The number of children presenting with symptoms of bacterial and viral infections has increased, it added.
“Unfortunately, we have taken the very difficult decision to postpone all routine procedures at the Royal Belfast Hospital for Sick Children (pictured) to allow our staff to care for those children with serious or time-critical illness at this time.
“We appreciate how difficult this will be for families and children and we apologise for the distress this may cause.”
It comes after tributes were paid to a young Belfast girl who died as a case of Strep A was reported at the primary school she attended.
Five-year-old Stella-Lilly McCorkindale has been remembered as “a very bright and talented little girl” by her school.
There has been an increase in the number of Strep A cases at schools and nurseries across Northern Ireland, which can be treated with antibiotics but can also develop into a more serious but rare invasive Group A Strep infection.
It follows two years of the coronavirus pandemic, when reported cases were lower than usual.
Eight children in Great Britain have died with a form of Strep A, while the death of a four-year-old child in Ireland is being investigated to see if Strep A was a contributory factor.

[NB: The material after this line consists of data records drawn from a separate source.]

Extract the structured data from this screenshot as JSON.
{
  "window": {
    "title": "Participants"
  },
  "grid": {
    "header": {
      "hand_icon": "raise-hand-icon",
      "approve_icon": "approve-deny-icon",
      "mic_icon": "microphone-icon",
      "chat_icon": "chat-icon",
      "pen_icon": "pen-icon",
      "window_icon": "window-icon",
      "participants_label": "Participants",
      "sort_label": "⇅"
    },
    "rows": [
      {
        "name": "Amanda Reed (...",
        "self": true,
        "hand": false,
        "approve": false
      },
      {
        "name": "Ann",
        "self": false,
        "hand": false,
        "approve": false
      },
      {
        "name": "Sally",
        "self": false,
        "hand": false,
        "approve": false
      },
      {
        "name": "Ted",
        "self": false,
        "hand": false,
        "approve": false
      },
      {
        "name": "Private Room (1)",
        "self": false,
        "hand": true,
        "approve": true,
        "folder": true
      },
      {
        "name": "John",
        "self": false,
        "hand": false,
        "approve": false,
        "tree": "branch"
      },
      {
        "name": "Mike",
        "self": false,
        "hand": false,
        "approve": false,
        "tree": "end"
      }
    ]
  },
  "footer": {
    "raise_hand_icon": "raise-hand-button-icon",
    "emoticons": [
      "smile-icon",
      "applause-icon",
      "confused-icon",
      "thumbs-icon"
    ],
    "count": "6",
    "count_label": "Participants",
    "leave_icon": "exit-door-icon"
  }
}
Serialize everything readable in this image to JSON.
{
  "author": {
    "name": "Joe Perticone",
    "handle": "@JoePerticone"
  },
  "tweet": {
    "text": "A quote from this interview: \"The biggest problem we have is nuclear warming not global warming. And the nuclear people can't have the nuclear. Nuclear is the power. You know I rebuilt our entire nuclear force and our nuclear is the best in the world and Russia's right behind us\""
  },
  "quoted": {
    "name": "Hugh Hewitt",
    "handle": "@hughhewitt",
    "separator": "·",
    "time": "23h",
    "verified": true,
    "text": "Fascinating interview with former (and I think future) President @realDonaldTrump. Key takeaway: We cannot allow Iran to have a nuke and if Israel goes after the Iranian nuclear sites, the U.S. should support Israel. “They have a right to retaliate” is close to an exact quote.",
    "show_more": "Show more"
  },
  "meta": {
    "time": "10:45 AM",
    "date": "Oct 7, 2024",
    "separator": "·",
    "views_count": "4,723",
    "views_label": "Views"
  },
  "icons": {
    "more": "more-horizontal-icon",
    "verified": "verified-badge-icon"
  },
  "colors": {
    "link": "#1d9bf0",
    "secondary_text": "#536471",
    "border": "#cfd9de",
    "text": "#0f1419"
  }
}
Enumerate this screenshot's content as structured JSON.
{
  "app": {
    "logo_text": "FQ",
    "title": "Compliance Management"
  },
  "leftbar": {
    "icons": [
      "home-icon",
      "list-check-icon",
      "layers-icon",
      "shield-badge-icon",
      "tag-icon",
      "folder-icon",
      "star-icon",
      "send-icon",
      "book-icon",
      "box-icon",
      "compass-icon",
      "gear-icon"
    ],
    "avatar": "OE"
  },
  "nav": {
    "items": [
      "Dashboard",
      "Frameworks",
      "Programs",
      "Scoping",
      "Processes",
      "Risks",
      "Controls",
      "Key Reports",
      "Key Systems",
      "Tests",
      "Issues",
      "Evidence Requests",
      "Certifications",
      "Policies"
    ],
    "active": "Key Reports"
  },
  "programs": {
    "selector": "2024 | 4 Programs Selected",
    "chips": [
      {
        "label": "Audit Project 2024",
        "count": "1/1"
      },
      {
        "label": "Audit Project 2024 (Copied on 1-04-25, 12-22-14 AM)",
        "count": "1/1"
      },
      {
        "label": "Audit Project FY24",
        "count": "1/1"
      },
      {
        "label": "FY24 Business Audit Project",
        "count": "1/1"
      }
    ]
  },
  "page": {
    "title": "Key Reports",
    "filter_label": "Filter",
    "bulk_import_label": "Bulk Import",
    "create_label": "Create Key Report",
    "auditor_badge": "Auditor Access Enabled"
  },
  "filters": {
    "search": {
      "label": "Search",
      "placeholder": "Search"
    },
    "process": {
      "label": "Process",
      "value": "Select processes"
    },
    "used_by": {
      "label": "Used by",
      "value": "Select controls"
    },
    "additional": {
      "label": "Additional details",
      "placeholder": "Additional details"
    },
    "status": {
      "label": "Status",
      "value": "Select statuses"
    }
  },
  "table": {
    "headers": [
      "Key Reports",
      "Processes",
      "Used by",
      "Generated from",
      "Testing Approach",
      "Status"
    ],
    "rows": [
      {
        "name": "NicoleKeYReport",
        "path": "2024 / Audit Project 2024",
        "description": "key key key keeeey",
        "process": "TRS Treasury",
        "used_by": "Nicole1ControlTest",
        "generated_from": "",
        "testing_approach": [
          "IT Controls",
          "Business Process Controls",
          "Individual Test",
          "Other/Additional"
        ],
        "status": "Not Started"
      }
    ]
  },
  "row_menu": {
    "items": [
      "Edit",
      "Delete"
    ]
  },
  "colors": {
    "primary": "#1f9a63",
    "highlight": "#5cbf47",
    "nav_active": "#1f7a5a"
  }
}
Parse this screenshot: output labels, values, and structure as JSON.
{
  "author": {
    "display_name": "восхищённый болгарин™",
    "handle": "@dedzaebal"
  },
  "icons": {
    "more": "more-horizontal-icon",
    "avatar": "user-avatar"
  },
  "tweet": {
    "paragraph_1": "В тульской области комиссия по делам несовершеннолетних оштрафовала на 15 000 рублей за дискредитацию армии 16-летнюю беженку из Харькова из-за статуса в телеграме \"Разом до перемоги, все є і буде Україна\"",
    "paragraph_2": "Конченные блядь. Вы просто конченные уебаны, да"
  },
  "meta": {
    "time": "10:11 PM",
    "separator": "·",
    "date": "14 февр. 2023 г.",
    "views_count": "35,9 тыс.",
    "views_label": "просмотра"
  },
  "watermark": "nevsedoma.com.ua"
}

The Belfast Trust said: “We understand that parents may be very concerned if their child is experiencing symptoms of infection.
“We would encourage all parents to check the Belfast Trust online symptom checker where you can find quick, informative and trustworthy information about how to care for your child at home, support available from local pharmacies and GPs, and when to bring your child to hospital.”
The Public Health Agency website also has information on managing Strep A infections, it said.